One of the key points mentioned by the State Bank of Vietnam representative was the policies to restructure loan repayment terms and maintain the same loan classification for customers facing difficulties due to objective reasons such as epidemics, natural disasters, or difficulties in production and business. These solutions have supported approximately 1.3 million customers in restructuring their debts, with a total principal and interest value of approximately 1 trillion VND. During the Covid-19 pandemic alone, credit institutions reduced interest rates for customers totaling approximately 50 trillion VND.
In addition, many preferential credit programs have been adjusted and expanded to suit practical needs. For example, the credit program for the agriculture, forestry, and fisheries sector has been increased to 185 trillion VND, with a disbursement rate of approximately 94%. The rice-farming linkage loan program under Decision No. 1490/QD-TTg, within just five months, has achieved a cumulative disbursement of nearly 3,000 billion VND.
Besides commercial credit, policy credit continues to play a crucial role in ensuring social security. According to Ms. Ha Thu Giang, the outstanding balance of policy credit through the Social Policy Bank has now exceeded 398 trillion VND, supporting more than 6.8 million poor people and other policy beneficiaries, contributing to achieving the goals of poverty reduction and economic and social stability.
However, these positive figures also come with considerable challenges. According to Ms. Ha Thu Giang, the pressure to supply capital to the economy remains high as the corporate bond market and the stock market have not fully played their role as channels for medium and long-term capital mobilization. The demand for capital for key national projects and works is very large, while the lending capital of credit institutions mainly comes from short-term deposits, accounting for about 80% of the total deposits in the system, creating pressure on capital balance and maturity risk management.
In this context, the State Bank of Vietnam has determined to continue managing credit flexibly, closely following macroeconomic developments and the economy's capacity to absorb capital.
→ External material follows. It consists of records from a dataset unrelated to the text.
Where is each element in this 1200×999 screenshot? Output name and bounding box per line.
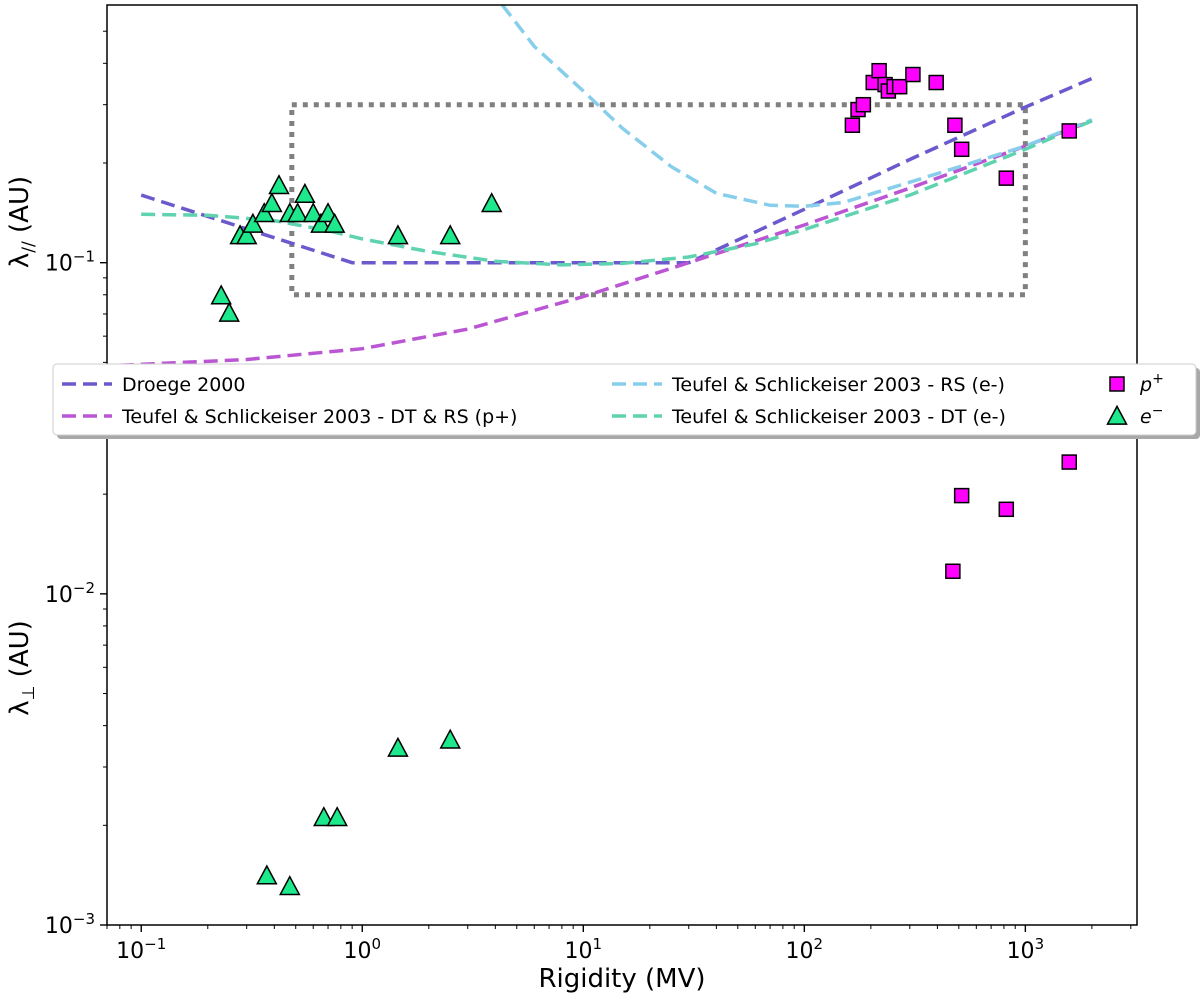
line-0 [140, 76, 1093, 265]
y-axis-title-bottom: λ⊥ (AU) [5, 620, 39, 716]
point-e--6 [261, 192, 283, 213]
legend-marker-e- [1106, 404, 1128, 425]
point-p+-13 [998, 170, 1015, 186]
point-e--3 [235, 224, 258, 245]
point-e--14 [323, 212, 346, 233]
plot-frame [106, 4, 1138, 926]
x-tick-label-3: 102 [786, 935, 824, 964]
point-p+-10 [928, 74, 944, 91]
point-p+-14 [1061, 123, 1078, 139]
point-e--11 [302, 202, 324, 223]
point-e--18 [256, 864, 278, 885]
point-p+-9 [905, 66, 921, 83]
point-e--0 [210, 284, 232, 305]
point-e--17 [480, 192, 503, 213]
point-e--16 [439, 224, 461, 245]
x-tick-label-1: 100 [343, 935, 381, 964]
point-p+-4 [871, 62, 887, 79]
line-2 [500, 5, 1093, 209]
point-e--1 [218, 301, 240, 322]
legend-label-1: Teufel & Schlickeiser 2003 - DT & RS (p+… [121, 406, 517, 428]
point-e--12 [310, 212, 332, 233]
point-e--4 [242, 212, 264, 233]
x-axis-title: Rigidity (MV) [538, 964, 705, 994]
point-p+-0 [844, 117, 861, 134]
plot-area [107, 5, 1137, 925]
point-p+-18 [1061, 454, 1078, 470]
legend-marker-p+ [1109, 376, 1125, 392]
dotted-box [289, 102, 1028, 298]
legend-label-0: Droege 2000 [122, 374, 245, 396]
point-e--10 [294, 182, 316, 204]
point-p+-8 [891, 78, 908, 95]
point-p+-12 [953, 141, 970, 158]
model-lines [119, 5, 1093, 368]
point-e--22 [387, 736, 409, 757]
point-p+-2 [855, 96, 872, 113]
point-e--15 [387, 224, 409, 245]
point-e--9 [286, 202, 309, 223]
legend-label-e-: e− [1140, 403, 1163, 428]
x-tick-label-4: 103 [1007, 935, 1045, 964]
x-tick-label-0: 10−1 [116, 935, 166, 964]
data-points [210, 62, 1078, 896]
legend-label-p+: p+ [1139, 371, 1164, 396]
legend-label-3: Teufel & Schlickeiser 2003 - DT (e-) [671, 406, 1006, 428]
point-p+-15 [945, 563, 961, 580]
legend: Droege 2000 Teufel & Schlickeiser 2003 - … [52, 363, 1200, 439]
y-tick-label-2: 10−1 [45, 248, 95, 277]
point-p+-11 [947, 117, 963, 134]
point-e--21 [326, 806, 348, 827]
axis-ticks: 10−1 100 101 102 103 10−3 10−2 10−1 [45, 30, 1132, 964]
line-3 [141, 119, 1093, 267]
point-e--20 [313, 806, 335, 827]
point-e--19 [279, 875, 301, 896]
point-e--23 [439, 728, 461, 749]
dotted-region-box [289, 102, 1028, 298]
y-axis-title-top: λ// (AU) [5, 176, 39, 268]
y-tick-label-1: 10−2 [45, 579, 95, 608]
line-1 [119, 119, 1093, 368]
x-tick-label-2: 101 [565, 935, 603, 964]
point-p+-16 [953, 487, 970, 504]
legend-box [52, 363, 1197, 436]
legend-label-2: Teufel & Schlickeiser 2003 - RS (e-) [671, 374, 1005, 396]
point-p+-17 [998, 501, 1015, 518]
point-e--7 [268, 174, 290, 195]
y-tick-label-0: 10−3 [45, 910, 95, 939]
point-e--5 [253, 202, 275, 223]
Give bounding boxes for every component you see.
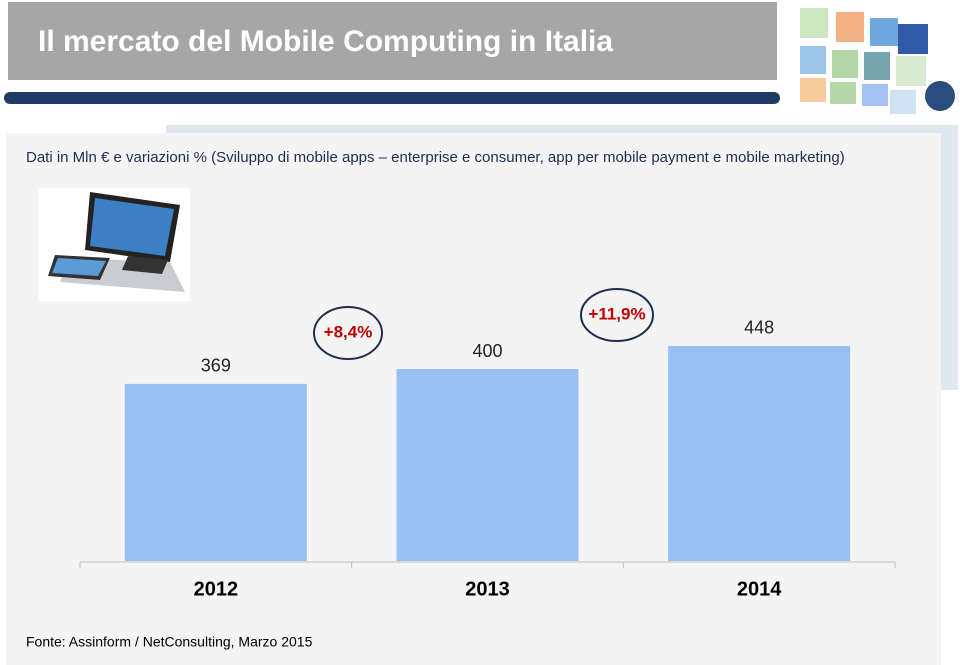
data-label: 369 — [201, 356, 231, 376]
data-label: 448 — [744, 318, 774, 338]
bar — [668, 345, 851, 561]
slide-title: Il mercato del Mobile Computing in Itali… — [38, 25, 613, 58]
logo — [800, 8, 955, 114]
source: Fonte: Assinform / NetConsulting, Marzo … — [26, 634, 313, 650]
subtitle: Dati in Mln € e variazioni % (Sviluppo d… — [26, 149, 845, 166]
header-rule — [4, 92, 780, 104]
data-label: 400 — [472, 341, 502, 361]
title-bar — [8, 2, 777, 80]
x-tick-label: 2013 — [465, 578, 510, 600]
annotation: +11,9% — [588, 304, 645, 323]
annotation-circle — [580, 288, 654, 342]
annotation-circle — [313, 306, 383, 360]
bar — [396, 369, 579, 561]
x-tick-label: 2014 — [737, 578, 782, 600]
devices-image — [38, 188, 190, 301]
annotation: +8,4% — [324, 322, 373, 341]
bar — [124, 383, 307, 561]
x-tick-label: 2012 — [194, 578, 239, 600]
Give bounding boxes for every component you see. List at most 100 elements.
Notably, the State Bank is coordinating with the Ministry of Finance and relevant agencies to develop and submit to the Government a Decree on providing a 2% annual interest rate subsidy for private sector enterprises, business households, and individual businesses borrowing capital to implement green and circular projects, applying environmental, social, and governance standards. Along with this, credit flows will continue to be directed towards production and business sectors, growth drivers, and key, feasible projects and works.
By November 27, 2025, outstanding credit reached over 18.2 million billion VND, an increase of 16.56% compared to the end of 2024. The credit structure shifted in line with the structure of economic sectors, with credit to agriculture and rural areas accounting for approximately 23%, and to small and medium-sized enterprises (SMEs) approximately 19%. Notably, credit to high-tech enterprises and supporting industries experienced high growth rates, averaging 17.51% and 19.91% respectively during the past period.